For years, Saskatchewan’s economic fortunes have been tied tightly to fossil fuels and carbon-intensive industry, with carbon emissions rising alongside GDP and jobs. Oil and gas generate about a sixth of provincial GDP and a quarter of goods exports for Saskatchewan. As global demand for fossil fuels declines, Saskatchewan will need new sources of jobs and wealth. Other industries like chemical and fertilizer manufacturing may maintain demand for their products but must lower their emissions dramatically to compete globally as customers seek out lower carbon options. New targets for renewable electricity will help, but Saskatchewan’s fossil-fuel-heavy grid discourages companies that are looking to cut their carbon intensity through electrification. Without diversification and decarbonization, Saskatchewan’s economy is vulnerable.

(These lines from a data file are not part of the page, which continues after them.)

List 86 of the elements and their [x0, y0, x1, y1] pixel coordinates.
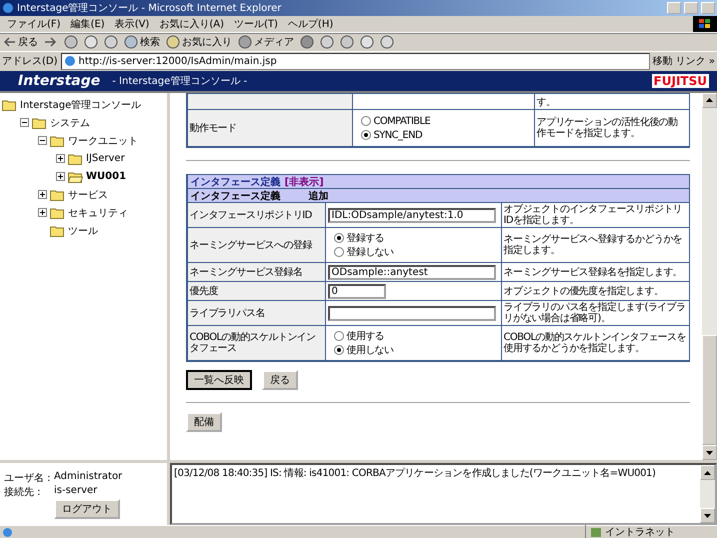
address-field[interactable]: http://is-server:12000/IsAdmin/main.jsp — [60, 52, 650, 70]
menu-item[interactable]: 表示(V) — [110, 16, 154, 31]
description: ネーミングサービスへ登録するかどうかを指定します。 — [504, 234, 684, 256]
description: オブジェクトの優先度を指定します。 — [504, 286, 664, 297]
menu-item[interactable]: ファイル(F) — [2, 16, 66, 31]
text-field[interactable]: IDL:ODsample/anytest:1.0 — [328, 208, 496, 223]
folder-icon — [50, 188, 65, 201]
scroll-down-icon[interactable] — [704, 514, 711, 518]
menu-item[interactable]: お気に入り(A) — [154, 16, 229, 31]
logo: Interstage — [18, 72, 100, 89]
field-label: 動作モード — [190, 122, 238, 134]
links-button[interactable]: リンク » — [676, 54, 715, 68]
user-label: ユーザ名 : — [4, 472, 52, 485]
media-button[interactable]: メディア — [238, 35, 294, 50]
add-label: 追加 — [308, 190, 328, 203]
folder-icon — [32, 116, 47, 129]
radio-option[interactable]: 登録する — [334, 232, 498, 244]
field-label: ネーミングサービスへの登録 — [190, 240, 314, 251]
expand-toggle[interactable] — [38, 208, 47, 218]
folder-icon — [68, 152, 83, 165]
text-field[interactable]: ODsample::anytest — [328, 264, 496, 280]
favorites-button[interactable]: お気に入り — [166, 35, 232, 50]
field-label: 優先度 — [190, 286, 219, 297]
host-name: is-server — [54, 485, 98, 498]
menu-item[interactable]: 編集(E) — [66, 16, 110, 31]
back-arrow-icon — [4, 37, 16, 48]
log-message: [03/12/08 18:40:35] IS: 情報: is41001: CORBAアプリケーションを作成しました(ワークユニット名=WU001) — [173, 466, 657, 481]
radio-option[interactable]: 使用する — [334, 330, 498, 342]
description: アプリケーションの活性化後の動作モードを指定します。 — [536, 117, 679, 140]
expand-toggle[interactable] — [56, 154, 65, 164]
back-button[interactable]: 戻る — [4, 35, 38, 50]
tree-item[interactable]: ワークユニット — [68, 134, 138, 148]
logout-button[interactable]: ログアウト — [54, 499, 120, 519]
subsection-title: インタフェース定義 — [190, 189, 280, 203]
user-name: Administrator — [54, 471, 124, 484]
description: オブジェクトのインタフェースリポジトリIDを指定します。 — [504, 204, 684, 226]
zone-label: イントラネット — [605, 526, 675, 538]
tree-item[interactable]: Interstage管理コンソール — [20, 98, 142, 112]
scroll-down-icon[interactable] — [706, 450, 713, 454]
text-field[interactable]: 0 — [328, 284, 386, 299]
menu-item[interactable]: ツール(T) — [229, 16, 283, 31]
description: COBOLの動的スケルトンインタフェースを使用するかどうかを指定します。 — [504, 332, 686, 354]
brand-logo: FUJITSU — [652, 74, 709, 88]
collapse-toggle[interactable] — [38, 136, 47, 146]
address-label: アドレス(D) — [2, 55, 58, 68]
open-folder-icon — [68, 170, 83, 183]
hide-link[interactable]: [非表示] — [284, 174, 324, 189]
radio-option[interactable]: 使用しない — [334, 344, 498, 356]
tree-item[interactable]: システム — [50, 116, 90, 130]
scroll-thumb[interactable] — [702, 335, 717, 445]
tree-item[interactable]: ツール — [68, 224, 98, 238]
radio-option[interactable]: SYNC_END — [360, 130, 532, 141]
field-label: インタフェースリポジトリID — [190, 210, 313, 221]
back-button[interactable]: 戻る — [262, 370, 298, 390]
tree-item[interactable]: WU001 — [86, 171, 126, 182]
folder-icon — [50, 224, 65, 237]
folder-icon — [50, 206, 65, 219]
scroll-up-icon[interactable] — [704, 470, 711, 474]
radio-option[interactable]: 登録しない — [334, 246, 498, 258]
tree-item[interactable]: セキュリティ — [68, 206, 128, 220]
section-title: インタフェース定義 — [190, 175, 280, 189]
deploy-button[interactable]: 配備 — [186, 412, 222, 432]
collapse-toggle[interactable] — [20, 118, 29, 128]
search-button[interactable]: 検索 — [124, 35, 160, 50]
field-label: ライブラリパス名 — [190, 308, 266, 319]
window-title: Interstage管理コンソール - Microsoft Internet Explorer — [17, 2, 282, 15]
forward-icon[interactable] — [44, 37, 58, 48]
folder-icon — [2, 98, 17, 111]
folder-icon — [50, 134, 65, 147]
radio-option[interactable]: COMPATIBLE — [360, 116, 532, 127]
description: ライブラリのパス名を指定します(ライブラリがない場合は省略可)。 — [504, 302, 686, 324]
tree-item[interactable]: IJServer — [86, 153, 125, 164]
menu-item[interactable]: ヘルプ(H) — [282, 16, 338, 31]
tree-item[interactable]: サービス — [68, 188, 108, 202]
expand-toggle[interactable] — [56, 172, 65, 182]
scroll-up-icon[interactable] — [706, 98, 713, 102]
description: ネーミングサービス登録名を指定します。 — [504, 266, 684, 278]
app-title: - Interstage管理コンソール - — [112, 74, 248, 88]
text-field[interactable] — [328, 306, 496, 321]
go-button[interactable]: 移動 — [652, 54, 673, 68]
expand-toggle[interactable] — [38, 190, 47, 200]
field-label: COBOLの動的スケルトンインタフェース — [190, 332, 316, 354]
windows-logo — [693, 16, 717, 32]
field-label: ネーミングサービス登録名 — [190, 266, 304, 278]
apply-button[interactable]: 一覧へ反映 — [186, 370, 252, 390]
host-label: 接続先 : — [4, 486, 42, 499]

Global market changes could be particularly disruptive for the people and communities that depend on carbon-intensive jobs. In Saskatchewan, six per cent of the workforce is in sectors that are transition-vulnerable—the second highest among Canadian provinces, after Alberta. Some rural communities have even higher rates of transition-vulnerable employment. As Saskatchewan plans for transition, building opportunities in rural, remote, and Indigenous communities will be key.
Saskatchewan can learn from leading provinces how to capture its potential for low-carbon growth. Ontario and Alberta, for example, have strong innovation ecosystems that can link companies to venture capital and other sources of scaling finance. Clear provincial policies that drive demand for high-potential clean energy and technologies can go a long way to attract investments and accelerate low-carbon innovation. In British Columbia, for example, ambitious targets and regulations for low-carbon buildings and transportation have bolstered market demand.
Saskatchewan has progress to build on, but it needs to do more, and fast. A global race for market share is underway, and economies that gain a foothold early will have a better chance of long-term success. So yes, policy makers do need to care about the province’s emissions. Otherwise, Saskatchewan risks getting left behind.